Il silenzio dei sindacati, compresa la Cgil (che pur sta reagendo contro l’attacco ai diritti dei lavoratori e alla nuova deregulation del mercato del lavoro), sulla follia di uno sventramento del territorio e sulla contaminazione del mare siciliano, le cui risorse di biodiversità e di rigenerazione verrebbero travolte, è il segno di una incapacità di visione complessiva di una corretta scelta di sviluppo; che però arrogantemente blaterano di capire. A livello locale un esempio è clamoroso. Piovono dichiarazioni di esponenti sindacali e politici sulla necessità che si realizzi la nuova Vega B. L’assioma è: se c’è la Vega A perché non farne un’altra? Nessun interrogativo se questa è utile, se presenta nuovi rischi, dimenticando anche che i vertici della piattaforma al largo di Pozzallo sono coinvolti in una vicenda giudiziaria per smaltimento illecito dei reflui prodotti. Non si tiene conto di nulla: della scarsa qualità del petrolio estratto, ad alta densità bituminosa, delle condizioni dei fondali marini dove dovrebbe essere collocata la seconda piattaforma.

Si riparla solo di un possibile rilancio dell’area di Punta Cugno e di un possibile utilizzo di un migliaio di posti di lavoro, dimenticando che, escluse le specializzazioni operaie esistenti, le dotazioni tecniche per costruzioni di piattaforme presenti nello yards sono prevalentemente obsolete e che il tessuto industriale delle piccole e medie aziende locali è estremamente debole. Polvere di stelle per nascondere il fallimento di anni di inerzia e di battaglie di retroguardia. Un ruolo subalterno che non ha prodotto nulla contro problemi fondamentali, come le bonifiche, l’imposizione di nuovi sistemi di abbattimento delle emissioni inquinanti, la tutela della salute delle popolazioni, un’effettiva e capillare azione per la sicurezza nei posti di lavoro.

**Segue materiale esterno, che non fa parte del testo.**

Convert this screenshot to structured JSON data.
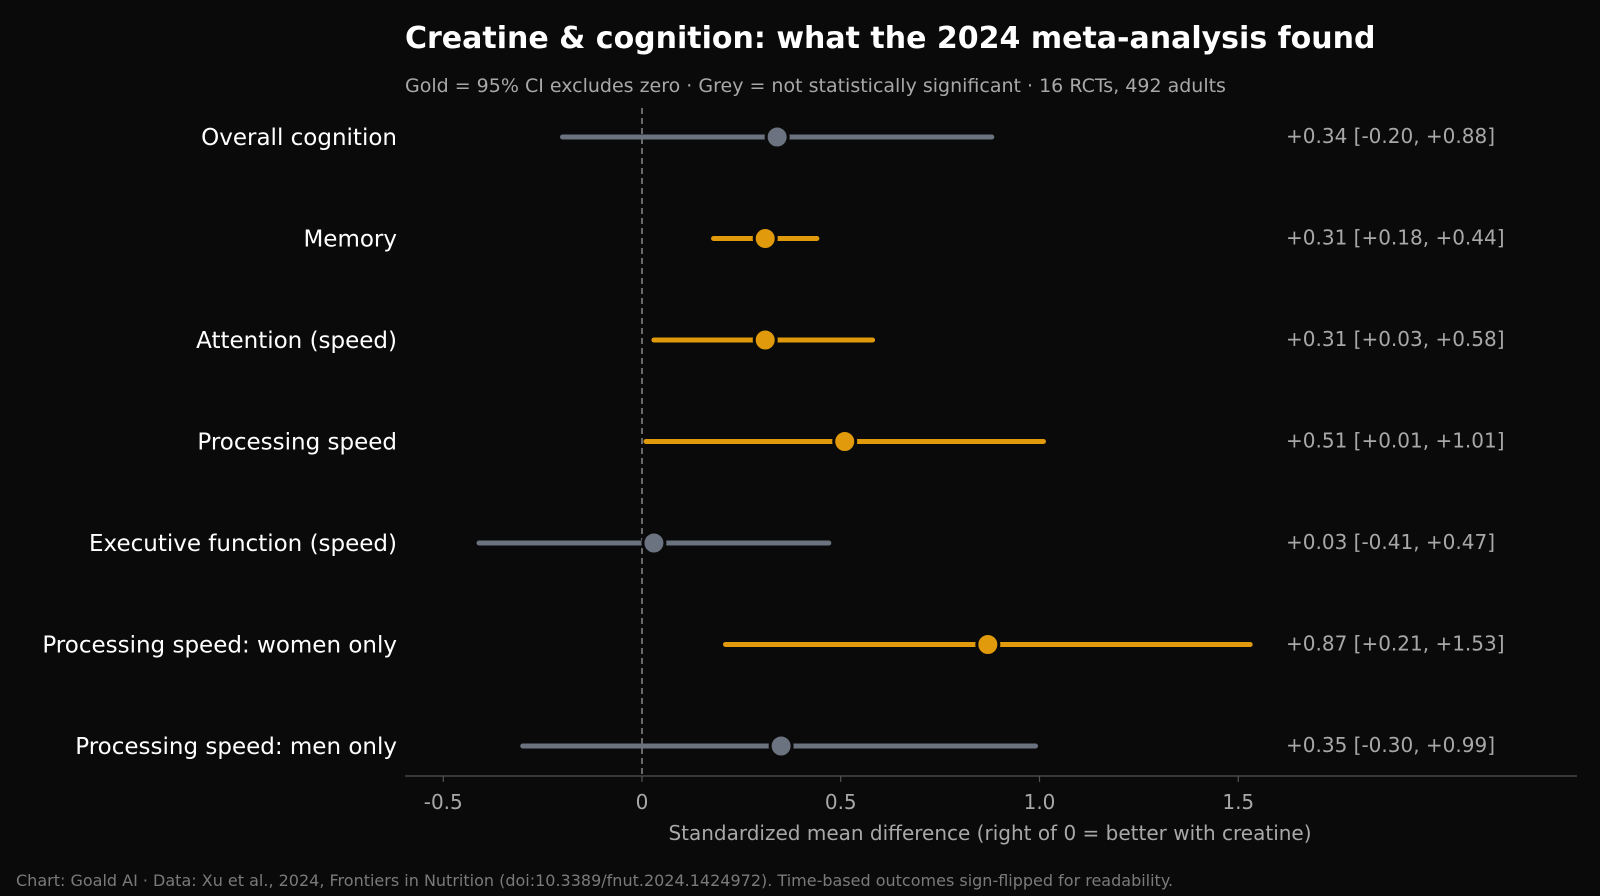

Il governo Crocetta, con le sue negative scelte di sviluppo, ha compiuto un atto di guerra contro le comunità della Sicilia. I cittadini, le categorie produttive che valorizzano le risorse del nostro territorio, gli imprenditori e i lavoratori della pesca, gli operatori turistici, il mondo della cultura e i movimenti per la difesa dei beni comuni, le centinaia di istituzioni locali che intravedono i pericoli incombenti, non possono subire le conseguenze di questo saccheggio indiscriminato. La mozione contro le trivellazioni approvata all’Ars può essere il punto di partenza per imporre al governo Crocetta di cambiare rotta e di ridefinire le scelte di rilancio dell’economia siciliana.